I don’t know that any of that really helps us to understand the nation’s 36th President–we’re always a bit more than the sum of our parts–but the mix of righteousness and ribaldry, of moral commitment and foul language that characterized LBJ was likely born here, at this two-sided house and home.
I haven’t seen the movie, but the word went out quickly that former aides were less than thrilled at the way LBJ was featured in Selma. Their claim is that not only did LBJ not stand in the way of what Martin Luther King was fighting for (as suggested in the movie), he actively supported MLK and racial equality and did so heroically, given the deeply-held prejudices in places like Stonewall, the Texas village where young Lyndon grew up.
The defense, created by Ava DuVernay, who directed and, in part, wrote the script for Selma, was simply to say that Selma didn’t purport to be academic history; instead, it wanted to tell a grand story that would illuminate the character of MLK as well as that dark and heroic period in the history of American race relations.

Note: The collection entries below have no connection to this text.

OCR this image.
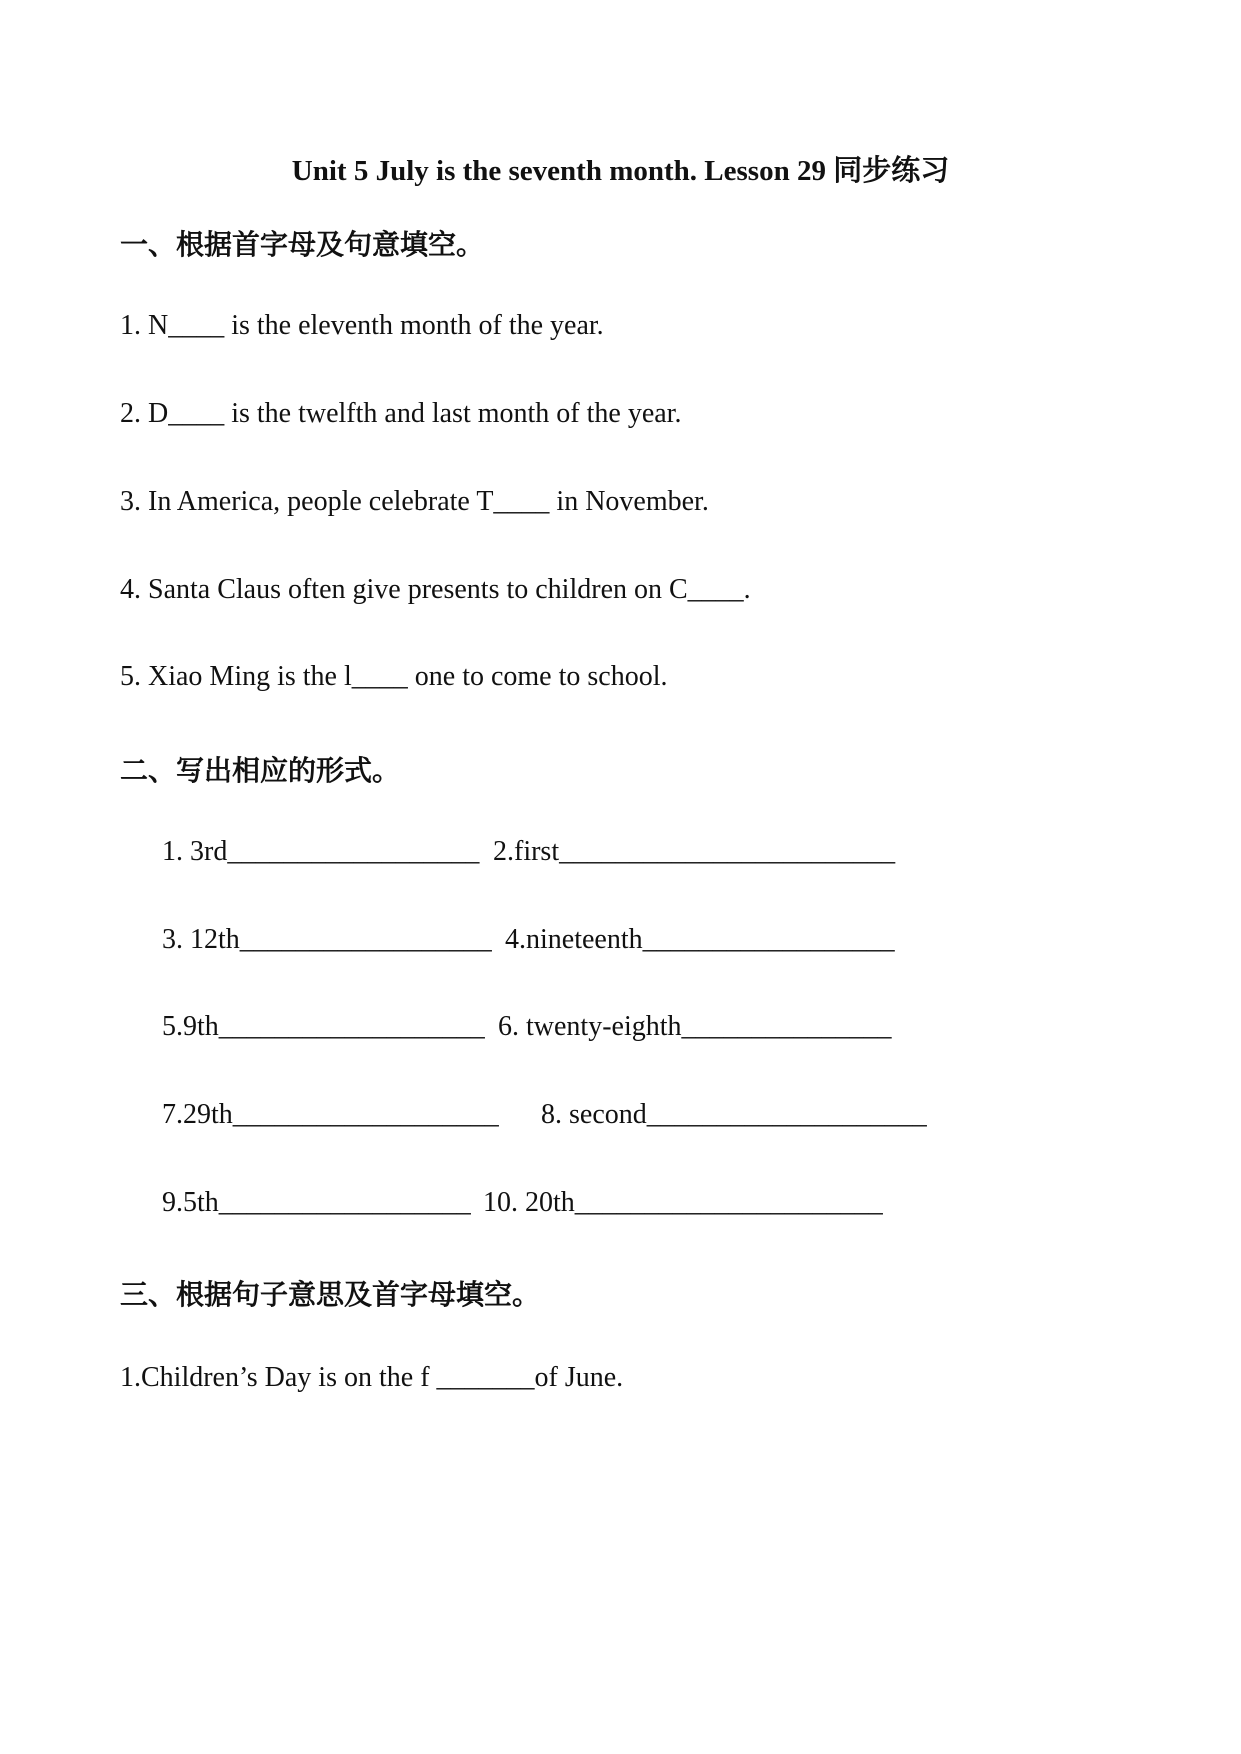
Unit 5 July is the seventh month. Lesson 29 同步练习
一、根据首字母及句意填空。
1. N____ is the eleventh month of the year.
2. D____ is the twelfth and last month of the year.
3. In America, people celebrate T____ in November.
4. Santa Claus often give presents to children on C____.
5. Xiao Ming is the l____ one to come to school.
二、写出相应的形式。
1. 3rd__________________ 2.first________________________
3. 12th__________________ 4.nineteenth__________________
5.9th___________________ 6. twenty-eighth_______________
7.29th___________________ 8. second____________________
9.5th__________________ 10. 20th______________________
三、根据句子意思及首字母填空。
1.Children’s Day is on the f _______of June.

That defense suggests LBJ’s old friends were probably right. But then, for years, LBJ has been easy to kick around.
Still, it was his mother’s Lyndon who wouldn’t buckle to the opposition and his father’s Lyndon who bullied Congress into enacting the first civil rights legislation since Reconstruction. It may well have been both of his parents’ Lynden who took on the “war on poverty” and created Medicare and Medicaid, “Great Society” legislation. After all, both mother and father were old-fashioned Democrats sworn to get the work done that FDR could not. It may well have been only Lyndon’s Lyndon who made him the hero the movie didn’t.

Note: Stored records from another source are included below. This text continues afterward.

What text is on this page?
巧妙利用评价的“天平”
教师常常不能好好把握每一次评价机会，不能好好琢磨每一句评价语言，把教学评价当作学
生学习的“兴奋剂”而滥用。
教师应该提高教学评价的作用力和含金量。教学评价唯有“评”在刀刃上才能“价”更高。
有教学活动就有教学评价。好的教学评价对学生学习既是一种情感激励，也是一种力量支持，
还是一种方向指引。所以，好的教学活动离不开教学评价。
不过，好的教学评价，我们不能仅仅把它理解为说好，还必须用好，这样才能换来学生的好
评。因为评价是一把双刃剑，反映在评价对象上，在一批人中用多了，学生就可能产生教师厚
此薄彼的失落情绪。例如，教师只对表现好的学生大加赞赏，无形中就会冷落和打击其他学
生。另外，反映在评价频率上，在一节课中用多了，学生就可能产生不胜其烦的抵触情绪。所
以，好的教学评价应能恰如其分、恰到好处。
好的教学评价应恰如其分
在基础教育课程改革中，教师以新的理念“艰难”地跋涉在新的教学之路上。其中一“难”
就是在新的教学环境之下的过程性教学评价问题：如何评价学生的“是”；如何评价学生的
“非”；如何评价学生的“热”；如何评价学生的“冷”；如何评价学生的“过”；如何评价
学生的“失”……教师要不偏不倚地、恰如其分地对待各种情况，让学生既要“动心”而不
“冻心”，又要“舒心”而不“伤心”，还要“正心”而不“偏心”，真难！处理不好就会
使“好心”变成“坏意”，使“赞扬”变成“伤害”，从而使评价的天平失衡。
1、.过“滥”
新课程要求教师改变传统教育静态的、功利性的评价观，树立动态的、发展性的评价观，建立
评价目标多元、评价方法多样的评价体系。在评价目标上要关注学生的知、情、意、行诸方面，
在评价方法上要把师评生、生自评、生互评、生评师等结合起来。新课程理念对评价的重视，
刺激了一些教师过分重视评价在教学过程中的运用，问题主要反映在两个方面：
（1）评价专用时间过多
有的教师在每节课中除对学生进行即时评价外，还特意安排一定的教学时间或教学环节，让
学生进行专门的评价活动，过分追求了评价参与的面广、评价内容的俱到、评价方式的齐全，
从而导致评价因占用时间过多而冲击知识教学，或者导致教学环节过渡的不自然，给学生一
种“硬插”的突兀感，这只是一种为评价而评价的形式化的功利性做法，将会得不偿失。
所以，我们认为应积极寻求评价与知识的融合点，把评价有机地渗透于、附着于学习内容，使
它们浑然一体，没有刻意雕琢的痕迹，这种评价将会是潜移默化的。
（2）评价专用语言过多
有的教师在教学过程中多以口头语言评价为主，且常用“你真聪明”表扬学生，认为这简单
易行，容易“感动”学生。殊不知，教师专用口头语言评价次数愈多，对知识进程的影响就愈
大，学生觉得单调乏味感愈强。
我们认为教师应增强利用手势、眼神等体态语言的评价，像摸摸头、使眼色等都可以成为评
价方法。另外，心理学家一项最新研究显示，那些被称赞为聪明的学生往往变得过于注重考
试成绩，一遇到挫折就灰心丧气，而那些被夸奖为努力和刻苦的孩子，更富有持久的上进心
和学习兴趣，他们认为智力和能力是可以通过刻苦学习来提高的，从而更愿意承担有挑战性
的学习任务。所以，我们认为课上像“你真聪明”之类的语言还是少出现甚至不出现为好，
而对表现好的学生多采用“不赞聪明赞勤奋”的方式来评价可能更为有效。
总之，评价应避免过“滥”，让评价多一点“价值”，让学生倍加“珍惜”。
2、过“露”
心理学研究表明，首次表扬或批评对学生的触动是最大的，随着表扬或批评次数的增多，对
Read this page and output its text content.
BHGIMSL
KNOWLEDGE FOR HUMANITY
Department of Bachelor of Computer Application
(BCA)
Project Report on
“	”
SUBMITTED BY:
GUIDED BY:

I’ll admit it. LBJ was never among my favorites.
In 1964 and 65, I was a high school gym rat, oblivious to what was happening beyond the signs at either end of Main Street in the small town where I lived. By 1968, four years after LBJ whacked Barry Goldwater in one of the most lopsided elections of all time, I was politically engaged enough to cheer when LBJ announced he would not run again for President. I was on a Ft. Lauderdale beach, at a dance, where someone shouted the news into a mike after some local band played something akin to “In A Gadda-Davidda.” It was Spring Break ’68, and in a crowd of college students I was, well, anti-war.
What on earth did I know?
We visited the man’s boyhood home this week, found it haphazardly along a obscure Texas highway; and as I walked the grounds I realized that LBJ didn’t stand a chance of gaining my favor. In high school, when what politics I had was my father’s earnest Republicanism, LBJ was the enemy, creating social programs as if government were the savior it would never be, Dad would say. What’s more, LBJ sided with a known socialist agitator named Martin Luther King. So said my father. Case closed.
In the Sixties, when my politics took a 180-degree turn, Lyndon Baines Johnson was a bloody villain for stepping up the Vietnam War when the whole Southeast Asian war was a moral horror.
From the right and from the left, he was reprehensible.
He became–and I’m sure I’m not the only one to say it–yet another victim of the Vietnam War. He didn’t spend a day in a rice paddy, probably never shouldered a M16, may never have smelled napalm; but the man who grew up in Stonewall, Texas, surrounded by poverty, got himself slain by a war he had himself escalated, a war that changed all of us.
In my mind the poor guy never really had a chance to shine, and he really was “the little fellows friend.”
This is a shed just out back of the house where he grew up. Thought you might like to see it. It doesn’t make him a hero any more than his mother made him a Senator or his father a wheeler-dealer politico. It’s simply the place the man lived, the 36th President of the United States.
Like all of us, I guess, he was part-this, part-that, and part-mystery.